What was advertised in a colonial American newspaper 250 years ago today?
“A few of the so much esteem’d FARMER’s Letters.”
Isaac Beers and Elias Beers sold a variety of goods at their shop in New Haven. In the spring of 1768 they enumerated many of their wares in an advertisement in the Connecticut Journal, listing textiles and adornments that ranged from “blue, bluegrey, and blossom colour’d German Serges” to “A very large Assortment of Buttons, Bindings, and all kind of Trimmings for Mens Cloathes” to “A genteel Assortment of the newest fashion’d Ribbons.” They stocked grocery items, including tea, cofeem and sugar, as well as “Pigtail Tobacco” and snuff.
Although they were not booksellers or stationers, the Beers included writing supplies and books among their inventory. Like other shopkeepers, they carried “Writing Paper” and wax wafers for making seals. They also sold bibles and spelling books as well as “A few of the so much esteem’d FARMER’s Letters.” (Although that portion of the advertisement has been damaged in the copy of the May 27, 1768, edition of the Connecticut Journal seen above, the same advertisement appeared the next week in an issue that has not been damaged.)

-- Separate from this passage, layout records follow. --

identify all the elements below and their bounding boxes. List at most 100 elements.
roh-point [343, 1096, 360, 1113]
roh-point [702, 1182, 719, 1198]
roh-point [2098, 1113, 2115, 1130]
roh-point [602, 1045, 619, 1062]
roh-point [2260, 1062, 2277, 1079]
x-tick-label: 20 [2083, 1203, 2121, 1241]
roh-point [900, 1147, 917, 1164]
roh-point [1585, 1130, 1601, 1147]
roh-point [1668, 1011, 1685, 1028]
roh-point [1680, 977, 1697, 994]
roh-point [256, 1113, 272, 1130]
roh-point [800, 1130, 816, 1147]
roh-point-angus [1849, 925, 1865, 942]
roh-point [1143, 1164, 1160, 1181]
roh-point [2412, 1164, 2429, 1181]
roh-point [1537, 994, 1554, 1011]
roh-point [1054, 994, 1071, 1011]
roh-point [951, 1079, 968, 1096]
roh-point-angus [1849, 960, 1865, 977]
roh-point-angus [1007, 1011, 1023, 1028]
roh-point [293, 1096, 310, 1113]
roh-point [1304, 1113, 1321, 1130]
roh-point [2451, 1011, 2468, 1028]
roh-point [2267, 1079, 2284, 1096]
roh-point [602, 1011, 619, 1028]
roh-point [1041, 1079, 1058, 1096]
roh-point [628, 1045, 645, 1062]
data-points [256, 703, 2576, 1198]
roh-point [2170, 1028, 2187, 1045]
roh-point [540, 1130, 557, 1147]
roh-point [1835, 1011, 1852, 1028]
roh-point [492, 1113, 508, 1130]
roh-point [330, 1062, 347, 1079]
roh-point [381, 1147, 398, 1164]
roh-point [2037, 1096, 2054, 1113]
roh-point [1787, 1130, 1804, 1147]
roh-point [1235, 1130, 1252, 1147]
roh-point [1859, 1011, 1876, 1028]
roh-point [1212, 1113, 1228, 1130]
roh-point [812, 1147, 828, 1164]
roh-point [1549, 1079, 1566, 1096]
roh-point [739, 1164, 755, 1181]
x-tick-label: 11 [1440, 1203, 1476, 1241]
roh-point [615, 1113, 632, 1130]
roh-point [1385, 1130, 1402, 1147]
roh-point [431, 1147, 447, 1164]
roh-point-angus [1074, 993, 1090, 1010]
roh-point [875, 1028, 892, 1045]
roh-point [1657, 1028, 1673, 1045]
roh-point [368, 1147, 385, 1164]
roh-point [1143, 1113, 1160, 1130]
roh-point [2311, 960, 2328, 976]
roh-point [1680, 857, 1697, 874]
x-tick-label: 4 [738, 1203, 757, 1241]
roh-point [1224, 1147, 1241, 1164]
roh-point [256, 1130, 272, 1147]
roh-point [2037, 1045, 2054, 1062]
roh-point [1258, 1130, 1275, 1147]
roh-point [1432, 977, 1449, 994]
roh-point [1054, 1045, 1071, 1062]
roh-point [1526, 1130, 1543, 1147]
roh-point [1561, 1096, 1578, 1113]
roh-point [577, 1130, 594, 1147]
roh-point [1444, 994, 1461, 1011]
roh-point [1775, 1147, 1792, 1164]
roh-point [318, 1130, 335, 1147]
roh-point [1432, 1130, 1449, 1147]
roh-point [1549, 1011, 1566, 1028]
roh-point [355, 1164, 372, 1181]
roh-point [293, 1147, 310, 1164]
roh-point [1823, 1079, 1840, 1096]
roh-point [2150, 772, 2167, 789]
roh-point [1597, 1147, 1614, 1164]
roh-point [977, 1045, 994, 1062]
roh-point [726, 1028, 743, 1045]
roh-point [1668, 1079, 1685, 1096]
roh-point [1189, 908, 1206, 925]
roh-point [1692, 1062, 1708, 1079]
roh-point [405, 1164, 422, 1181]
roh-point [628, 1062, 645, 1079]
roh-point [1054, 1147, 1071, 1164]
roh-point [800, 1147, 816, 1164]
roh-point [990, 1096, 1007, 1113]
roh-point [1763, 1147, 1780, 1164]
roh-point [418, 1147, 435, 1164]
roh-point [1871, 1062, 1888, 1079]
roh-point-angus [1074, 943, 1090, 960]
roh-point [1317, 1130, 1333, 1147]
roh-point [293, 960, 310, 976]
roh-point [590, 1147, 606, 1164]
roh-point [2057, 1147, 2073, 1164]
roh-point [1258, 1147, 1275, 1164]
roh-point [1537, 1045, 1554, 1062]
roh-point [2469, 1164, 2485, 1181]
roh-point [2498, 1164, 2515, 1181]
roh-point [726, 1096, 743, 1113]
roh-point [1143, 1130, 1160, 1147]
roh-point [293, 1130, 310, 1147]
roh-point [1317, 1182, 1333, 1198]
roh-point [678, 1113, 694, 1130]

The Beers did not need to provide any further explanation for prospective customers to identify the pamphlet that contained all twelve of John Dickinson’s “Letters from a Farmer in Pennsylvania” previously printed and reprinted in newspapers throughout the colonies, starting in December 1767 and continuing into the spring of 1768. In these “Letters,” Dickinson, under the pseudonym of “A Farmer,” presented a dozen essays that explained how Parliament overstepped its authority in passing the Townshend Act and other measures that usurped the authority of colonial legislatures. He encouraged colonists to resist Parliament’s designs or risk even greater abuses.
Upon completion of the series, industrious printers in Boston, New York, and Philadelphia collected all twelve “Letters” in pamphlets. Printers and booksellers in several colonies advertised that they sold the “Letters,” but supplying the public with that pamphlet was not the province of the book trade alone. Shopkeepers like the Beers purchased “A few” copies to retail alongside general merchandise in their own shops, considering the “Letters” significant enough to merit particular mention in their advertisements. In so doing, they assisted in disseminating some of the arguments that eventually transformed resistance into a revolution. The choices they made as retailers and advertisers helped to shape the rhetoric of the Revolution.